大量に離職する際の手続きについて

弊社は東京に本社があり、新潟に工場がありますが来年10月に新潟工場を閉鎖する予定です。

閉鎖するにあたり、希望者は東京本社に異動することも提案しておりますが、50歳以上の社員が多く全社員40名のうち35名が退職する見込みで退職理由は退職勧奨として、会社都合の退職となります。

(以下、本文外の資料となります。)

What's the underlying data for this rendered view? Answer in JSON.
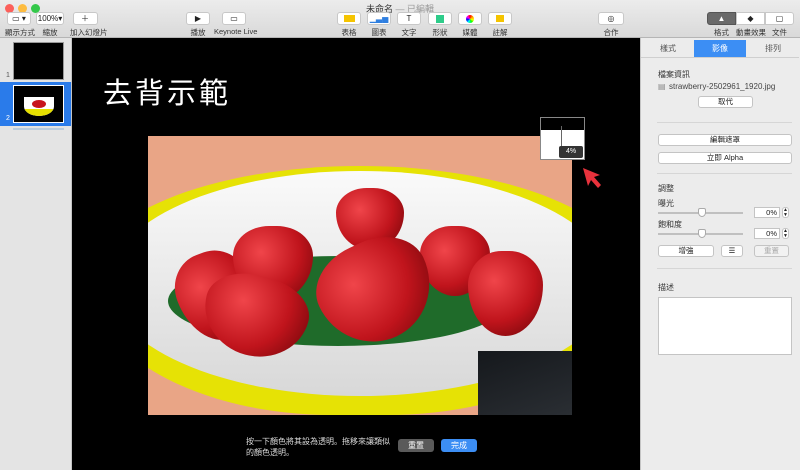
{
  "window": {
    "title": "未命名",
    "status": "— 已編輯"
  },
  "toolbar": {
    "left": [
      {
        "id": "view",
        "label": "顯示方式",
        "icon": "sidebar-icon"
      },
      {
        "id": "zoom",
        "label": "縮放",
        "value": "100%"
      },
      {
        "id": "add-slide",
        "label": "加入幻燈片",
        "icon": "plus-icon"
      }
    ],
    "center": [
      {
        "id": "play",
        "label": "播放",
        "icon": "play-icon"
      },
      {
        "id": "keynote-live",
        "label": "Keynote Live",
        "icon": "keynote-live-icon"
      }
    ],
    "insert": [
      {
        "id": "table",
        "label": "表格",
        "icon": "table-icon"
      },
      {
        "id": "chart",
        "label": "圖表",
        "icon": "chart-icon"
      },
      {
        "id": "text",
        "label": "文字",
        "icon": "text-icon"
      },
      {
        "id": "shape",
        "label": "形狀",
        "icon": "shape-icon"
      },
      {
        "id": "media",
        "label": "媒體",
        "icon": "media-icon"
      },
      {
        "id": "comment",
        "label": "註解",
        "icon": "comment-icon"
      }
    ],
    "collaborate": {
      "label": "合作",
      "icon": "collaborate-icon"
    },
    "right": [
      {
        "id": "format",
        "label": "格式",
        "icon": "format-brush-icon",
        "active": true
      },
      {
        "id": "animate",
        "label": "動畫效果",
        "icon": "animate-icon"
      },
      {
        "id": "document",
        "label": "文件",
        "icon": "document-icon"
      }
    ]
  },
  "slides": [
    {
      "number": "1"
    },
    {
      "number": "2",
      "selected": true
    }
  ],
  "slide": {
    "title": "去背示範",
    "loupe_value": "4%"
  },
  "instant_alpha": {
    "hint": "按一下顏色將其設為透明。拖移來讓類似的顏色透明。",
    "reset_label": "重置",
    "done_label": "完成"
  },
  "inspector": {
    "tabs": [
      "樣式",
      "影像",
      "排列"
    ],
    "selected_tab": "影像",
    "file_info_label": "檔案資訊",
    "filename": "strawberry-2502961_1920.jpg",
    "replace_label": "取代",
    "edit_mask_label": "編輯遮罩",
    "instant_alpha_label": "立即 Alpha",
    "adjust_label": "調整",
    "exposure_label": "曝光",
    "exposure_value": "0%",
    "saturation_label": "飽和度",
    "saturation_value": "0%",
    "enhance_label": "增強",
    "reset_label": "重置",
    "description_label": "描述",
    "description_value": ""
  },
  "colors": {
    "accent": "#3c8ef4",
    "arrow": "#e8323c"
  }
}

通常の退職の手続き以外にすることはありますでしょうか。

回答

まず、健康保険、厚生年金保険、雇用保険の喪失手続きは通常同様に行ってください。

そして、事業規模の縮小等に伴って従業員の離職が余儀なくされる状況となった場合、事業主は、離職する従業員の再就職活動を援助するなど、本人の職業の安定を図るよう努める必要があります。(労働施策総合推進法第6条)
次のような場合には、事業主からハローワーク等に届出や通知を行うことが必要です。

①一定期間内に相当数の離職者が発生する場合
・「再就職援助計画」の作成
事業規模の縮小等に伴い、1か月以内に30人以上の労働者が離職を余儀なくされることが見込まれる場合、最初の離職が発生する1か月前までに「再就職援助計画」を作成し、ハローワークに提出し、認定を受けなければなりません。(労働施策総合推進法第24条)

・「大量雇用変動届」の提出
自己の都合又は自己の責めに帰すべき理由によらないで、1か月以内に30人以上の離職者が発生する場合、最後の離職が発生する1か月前までに、その離職者の数等について、ハローワークに「大量雇用変動の届出」をしなければなりません。(労働施策総合推進法第27条)

②高年齢者等が解雇等により離職する場合
・「多数離職届」の提出
雇用する高年齢者等が1か月以内に5人以上が解雇等により離職する場合は「多数離職届」をハローワークに提出しなければなりません。(高年齢者雇用安定法第16条)

・「求職活動支援書」の作成
解雇等により離職する高年齢者等が再就職の支援を希望する場合は、職務経歴などの高年齢者等の再就職に資する事項などを明らかにした「求職活動支援書」を作成し、高年齢者等に交付しなければなりません。(高年齢者雇用安定法第17条)
(引用 厚生労働省:従業員が離職する際に必要な措置)

今回は1か月以内に30人以上の労働者が離職する予定であり、そのうち高年齢者等が5人以上含まれるようですので、①②の届出が必要となります。

また、この他にも障害者を解雇する場合や、雇用保険に加入していない外国人の方が離職される場合は所定の届出が必要になりますので、ご確認のうえ手続き漏れがないようにご注意ください。